1.Het onderzoek ter terechtzitting

Dit tussenvonnis is gewezen naar aanleiding van het onderzoek op de zitting van 7 januari 2025.
De rechtbank heeft kennisgenomen van de vordering van de officier van justitie,
mr. C.M. Casteleijns, en van wat verdachte en zijn raadsvrouw, mr. B. Molleman, naar voren hebben gebracht.

2.Tenlastelegging

Aan verdachte is – kort gezegd – tenlastegelegd dat hij op 26 januari 2024 in Diemen zodanig heeft gehandeld en/of nagelaten dat de dood van [slachtoffer] aan zijn schuld te wijten is.
De volledige tekst van de tenlastelegging is opgenomen in
bijlage Ivan dit vonnis. De inhoud daarvan geldt als hier ingevoegd.

3.Voorvragen

De dagvaarding is geldig, deze rechtbank is bevoegd tot kennisneming van het ten laste gelegde feit en de officier van justitie is ontvankelijk. Er zijn geen redenen voor schorsing van de vervolging.

4.Waardering van het bewijs

4.1
Inleiding
De rechtbank gaat op grond van de wettige bewijsmiddelen van de volgende feiten en omstandigheden uit. [1]
Verdachte werkte sinds mei 2023 als vrijwilliger-chauffeur bij Cordaan, een instelling die onder meer zorg aan ouderen verleent. Op 26 januari 2024 haalde verdachte de destijds 84 jaar oude mevrouw [slachtoffer] (verder: [slachtoffer] ) op bij [adres] . Verdachte zette [slachtoffer] in de bus en deed hierna direct de deuren dicht, vanwege de tocht en het gevaar voor openwaaiende deuren. Op het moment dat verdachte via de andere deur de bus weer in wilde om de rolstoel van [slachtoffer] vast te zetten, kwam hij twee rollators tegen. Die bevestigde hij aan de achterzijde van het rek bij de lift. Verdachte vergat hierdoor de rolstoel van [slachtoffer] vast te zetten.

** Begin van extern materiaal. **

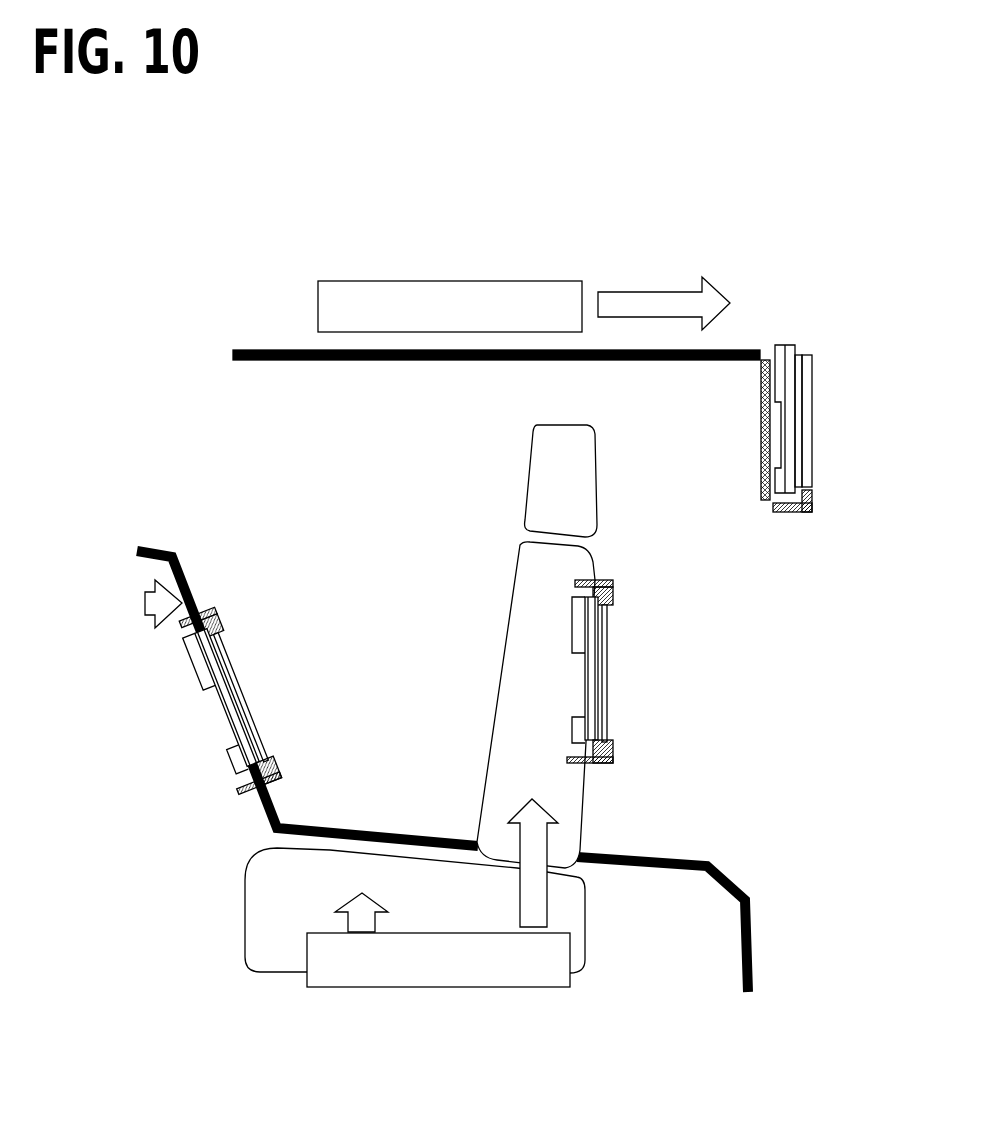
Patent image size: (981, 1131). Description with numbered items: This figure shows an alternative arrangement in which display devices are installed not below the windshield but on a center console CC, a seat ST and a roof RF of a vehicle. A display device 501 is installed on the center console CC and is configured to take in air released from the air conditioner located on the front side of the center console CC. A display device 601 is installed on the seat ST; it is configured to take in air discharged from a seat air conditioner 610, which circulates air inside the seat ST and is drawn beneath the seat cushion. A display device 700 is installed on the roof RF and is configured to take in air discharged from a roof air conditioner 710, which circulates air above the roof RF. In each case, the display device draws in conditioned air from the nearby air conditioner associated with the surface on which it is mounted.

Hij startte de bus en reed weg. Op het moment dat verdachte, na twee bochten gemaakt te hebben, optrok bij de kruising Diemerbrug met de Harteveldseweg in Diemen, hoorde hij een hoop kabaal in de bus. [slachtoffer] was achterover gevallen met de rolstoel. Verdachte stopte en zette zijn alarmlichten aan. Hij zette de rolstoel overeind, zekerde alsnog de rolstoel en bracht de veiligheidsgordel aan bij [slachtoffer] . Verdachte bracht [slachtoffer] vervolgens naar de eerste hulp. [2]
In het ziekenhuis vertelde [slachtoffer] achterover op haar achterhoofd te zijn gevallen tijdens de taxirit. Ze had pijn en geen gevoel meer in haar handen en benen. Uit de CT-scan bleek dat [slachtoffer] een verschuiving in haar nekwervels had (een dwarslaesie). Op basis van alle intussen bekende informatie werd op 27 januari 2024 door het behandelend team aangegeven dat er geen behandelingsmogelijkheden waren die herstel van [slachtoffer] tot een aanvaardbare kwaliteit van leven zouden kunnen opleveren. Naar verwachting zou zij uiteindelijk, in het beste scenario, ernstig gehandicapt naar een verpleeghuis kunnen worden overgeplaatst. Op kortere termijn bestond daarbij echter een grote kans op het ontstaan van levensbedreigende complicaties voor de ademhalingsfunctie en de bloedcirculatie. Doorgaan met de in eerste instantie ingezette behandeling zou uitsluitend een langere lijdensweg tot gevolg hebben. Op grond van bovenstaande overwegingen en in overleg met de familie werd besloten tot niet verder behandelen. Op 28 januari 2024 is [slachtoffer] overleden. [3]
4.2
Het standpunt van het Openbaar Ministerie
De officier van justitie heeft zich op het standpunt gesteld dat het ten laste gelegde feit (dood door schuld) kan worden bewezen. Door de officier van justitie is, samengevat, aangevoerd dat verdachte heeft gehandeld in strijd met de zorgplicht die op hem rustte. Hij diende als vrijwilliger-chauffeur ervoor te zorgen dat [slachtoffer] en haar rolstoel voldoende gezekerd en vast zaten, voordat hij met de bus wegreed. Dit heeft hij nagelaten.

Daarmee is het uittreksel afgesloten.